This document was written by Steven Lewis.
Rosetta is an object-oriented library project, it is relatively straightforward to write your own protocols and executeables. This document will highlight some of the tools you need to do so, and how you go about doing it.
First, if you're going to write new Rosetta protocols, you need to know C++. You also need to be familiar with object-oriented design and know how classes, virtual inheritance, etc work.
Rosetta is separated into multiple libraries, and within the libraries the code is separated into hundreds of separate files. For new application development, you will probably need to be writing code in the application and possibly devel layers. The utility
libraries provide nonspecific utility
functions (math functions, etc). The core
library provides the classes and functions for the integral shared parts of Rosetta (poses, scoring, the packer, as well as the options and tracer system (see tracers below)) and the protocol library provides mostly everything else (the protocols like abinitio or docking, the movers (see below)). The devel library is like protocols but for new development, and the applications layer is not a library but just holds the executeables (files with an int main() function).

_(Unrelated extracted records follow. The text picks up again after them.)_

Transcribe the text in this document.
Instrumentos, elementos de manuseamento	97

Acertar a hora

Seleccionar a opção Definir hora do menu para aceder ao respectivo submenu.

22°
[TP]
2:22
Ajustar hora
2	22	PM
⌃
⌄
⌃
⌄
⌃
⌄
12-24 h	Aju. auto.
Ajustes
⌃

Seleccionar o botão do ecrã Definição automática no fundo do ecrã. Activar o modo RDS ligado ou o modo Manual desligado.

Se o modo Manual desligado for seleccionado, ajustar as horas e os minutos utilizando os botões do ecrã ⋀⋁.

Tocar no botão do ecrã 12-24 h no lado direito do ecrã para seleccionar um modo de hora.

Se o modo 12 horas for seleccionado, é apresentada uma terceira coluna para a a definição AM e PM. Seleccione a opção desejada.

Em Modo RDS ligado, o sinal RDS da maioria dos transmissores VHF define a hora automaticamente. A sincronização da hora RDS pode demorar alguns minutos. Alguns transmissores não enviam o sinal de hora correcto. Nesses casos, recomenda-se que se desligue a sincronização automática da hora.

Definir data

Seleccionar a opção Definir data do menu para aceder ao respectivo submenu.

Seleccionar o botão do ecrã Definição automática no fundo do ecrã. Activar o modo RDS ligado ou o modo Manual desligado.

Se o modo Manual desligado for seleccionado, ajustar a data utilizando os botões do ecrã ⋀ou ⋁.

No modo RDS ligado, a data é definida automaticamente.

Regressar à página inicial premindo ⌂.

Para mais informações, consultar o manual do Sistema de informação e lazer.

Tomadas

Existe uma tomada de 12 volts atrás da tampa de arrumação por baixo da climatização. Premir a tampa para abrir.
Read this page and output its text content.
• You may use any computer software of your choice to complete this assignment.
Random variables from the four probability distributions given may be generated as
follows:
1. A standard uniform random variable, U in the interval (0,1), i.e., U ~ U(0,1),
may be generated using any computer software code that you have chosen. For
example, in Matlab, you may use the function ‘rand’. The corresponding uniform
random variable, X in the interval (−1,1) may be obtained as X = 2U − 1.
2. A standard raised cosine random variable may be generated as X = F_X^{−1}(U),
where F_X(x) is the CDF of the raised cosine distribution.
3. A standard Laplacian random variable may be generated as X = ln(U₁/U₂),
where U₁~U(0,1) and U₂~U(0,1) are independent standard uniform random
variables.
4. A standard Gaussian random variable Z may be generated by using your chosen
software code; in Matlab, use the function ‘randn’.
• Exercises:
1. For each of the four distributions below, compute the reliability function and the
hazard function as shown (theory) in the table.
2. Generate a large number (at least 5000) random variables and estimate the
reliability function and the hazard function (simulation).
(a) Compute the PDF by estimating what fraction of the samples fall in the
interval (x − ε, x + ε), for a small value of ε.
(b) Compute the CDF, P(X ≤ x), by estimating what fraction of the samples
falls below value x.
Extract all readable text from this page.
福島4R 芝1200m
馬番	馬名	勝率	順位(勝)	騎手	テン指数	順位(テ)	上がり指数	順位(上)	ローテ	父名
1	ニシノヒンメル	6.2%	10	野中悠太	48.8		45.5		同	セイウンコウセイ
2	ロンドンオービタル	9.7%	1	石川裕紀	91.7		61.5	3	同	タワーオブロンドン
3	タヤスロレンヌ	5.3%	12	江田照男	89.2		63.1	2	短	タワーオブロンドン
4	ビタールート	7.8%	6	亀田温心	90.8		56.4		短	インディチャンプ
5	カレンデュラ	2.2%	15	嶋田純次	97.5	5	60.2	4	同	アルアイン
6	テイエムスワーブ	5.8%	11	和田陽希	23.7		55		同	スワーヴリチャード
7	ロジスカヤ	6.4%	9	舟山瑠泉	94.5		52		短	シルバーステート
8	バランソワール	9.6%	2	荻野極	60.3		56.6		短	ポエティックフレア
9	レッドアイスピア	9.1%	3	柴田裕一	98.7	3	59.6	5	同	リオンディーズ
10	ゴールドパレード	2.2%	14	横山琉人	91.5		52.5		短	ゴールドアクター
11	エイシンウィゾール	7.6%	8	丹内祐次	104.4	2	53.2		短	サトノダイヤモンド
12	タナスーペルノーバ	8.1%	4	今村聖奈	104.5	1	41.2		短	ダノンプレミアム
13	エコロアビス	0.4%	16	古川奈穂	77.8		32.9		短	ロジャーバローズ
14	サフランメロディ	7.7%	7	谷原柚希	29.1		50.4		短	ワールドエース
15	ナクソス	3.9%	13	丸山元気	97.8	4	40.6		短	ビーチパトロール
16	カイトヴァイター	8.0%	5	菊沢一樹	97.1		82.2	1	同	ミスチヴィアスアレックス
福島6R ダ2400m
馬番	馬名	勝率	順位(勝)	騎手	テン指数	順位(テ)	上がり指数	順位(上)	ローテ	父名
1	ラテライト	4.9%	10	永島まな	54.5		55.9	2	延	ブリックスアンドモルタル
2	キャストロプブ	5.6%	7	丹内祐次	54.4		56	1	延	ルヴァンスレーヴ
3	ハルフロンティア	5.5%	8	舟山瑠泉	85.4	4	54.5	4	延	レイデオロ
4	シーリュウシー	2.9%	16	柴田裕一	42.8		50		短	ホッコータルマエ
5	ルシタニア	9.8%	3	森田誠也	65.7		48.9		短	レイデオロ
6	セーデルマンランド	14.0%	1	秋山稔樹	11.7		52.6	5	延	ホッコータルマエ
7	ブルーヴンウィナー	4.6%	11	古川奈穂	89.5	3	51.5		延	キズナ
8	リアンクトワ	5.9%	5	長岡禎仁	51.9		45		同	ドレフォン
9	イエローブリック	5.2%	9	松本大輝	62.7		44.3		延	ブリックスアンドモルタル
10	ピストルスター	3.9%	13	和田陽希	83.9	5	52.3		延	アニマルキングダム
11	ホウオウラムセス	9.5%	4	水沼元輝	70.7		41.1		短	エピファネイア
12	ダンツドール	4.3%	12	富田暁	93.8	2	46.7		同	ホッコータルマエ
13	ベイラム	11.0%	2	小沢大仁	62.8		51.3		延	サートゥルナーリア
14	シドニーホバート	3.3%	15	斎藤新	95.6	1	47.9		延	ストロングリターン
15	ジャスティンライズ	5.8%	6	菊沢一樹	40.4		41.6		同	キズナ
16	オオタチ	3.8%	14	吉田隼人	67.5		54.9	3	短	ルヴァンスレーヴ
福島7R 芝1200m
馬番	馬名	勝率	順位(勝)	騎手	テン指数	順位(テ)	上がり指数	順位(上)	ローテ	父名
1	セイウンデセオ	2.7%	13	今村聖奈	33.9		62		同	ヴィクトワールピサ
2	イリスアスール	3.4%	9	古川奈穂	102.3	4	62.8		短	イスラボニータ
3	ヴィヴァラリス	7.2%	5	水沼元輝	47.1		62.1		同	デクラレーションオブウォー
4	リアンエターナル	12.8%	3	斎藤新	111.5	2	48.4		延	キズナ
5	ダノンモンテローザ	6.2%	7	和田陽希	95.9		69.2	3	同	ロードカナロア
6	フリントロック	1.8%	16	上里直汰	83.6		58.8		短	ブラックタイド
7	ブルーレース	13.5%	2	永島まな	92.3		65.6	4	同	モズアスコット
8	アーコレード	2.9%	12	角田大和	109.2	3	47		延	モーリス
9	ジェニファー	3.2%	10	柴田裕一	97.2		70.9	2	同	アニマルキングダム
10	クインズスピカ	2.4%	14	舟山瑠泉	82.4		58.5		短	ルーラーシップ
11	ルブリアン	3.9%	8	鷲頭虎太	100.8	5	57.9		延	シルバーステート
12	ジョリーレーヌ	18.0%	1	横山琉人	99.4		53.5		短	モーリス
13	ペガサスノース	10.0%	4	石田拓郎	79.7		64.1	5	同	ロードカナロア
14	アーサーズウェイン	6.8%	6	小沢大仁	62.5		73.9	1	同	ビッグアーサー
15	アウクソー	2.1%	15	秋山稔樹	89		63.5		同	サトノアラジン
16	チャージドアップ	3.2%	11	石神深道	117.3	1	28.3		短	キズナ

So, to start your own application, carve out some space in the applications layer in src/apps/pilot/yourname. To get SCons to recognize the new file, modify src/pilot_apps.src.settings.all (or pilot_apps.src.settings.my) to include your new executeables. The syntax of that file is Python; just copy the syntax from other executeables. When you next compile, SCons will look for your new file and attempt to compile it into an executeable. The binary will land deep in the build folder and a link to it should appear in the bin folder. The executeable name will be the same as the new file you added.
If your application is particularly large and complex, or you like compartmentalized code, make some space in the devel folder and repeat the adding files process for src/devel.src.settings and/or src/devel.src.settings.my. Whatever code you put here will be compiled as part of the devel library: in other words the classes and functions will compile into callable units but you can't have executeables here.
We have tried to keep the physical location of files and their namespacing synchronized. This means that if you see a class named "core::pack::task::PackerTask", you know the code for it will live in core/pack/task somewhere.
When developing a protocol, you will be compiling very frequently - not just one "scons bin mode=release" after you download the code, but several times an hour as you work to check that your new code's syntax is correct. SCons is smart enough to only recompile the code that requires it (code that's new or changed). You may want to figure out the "my" build commands (documented with the build system). If you are changing stuff in the libraries the my commands can streamline compiling by recompiling only the binaries you want.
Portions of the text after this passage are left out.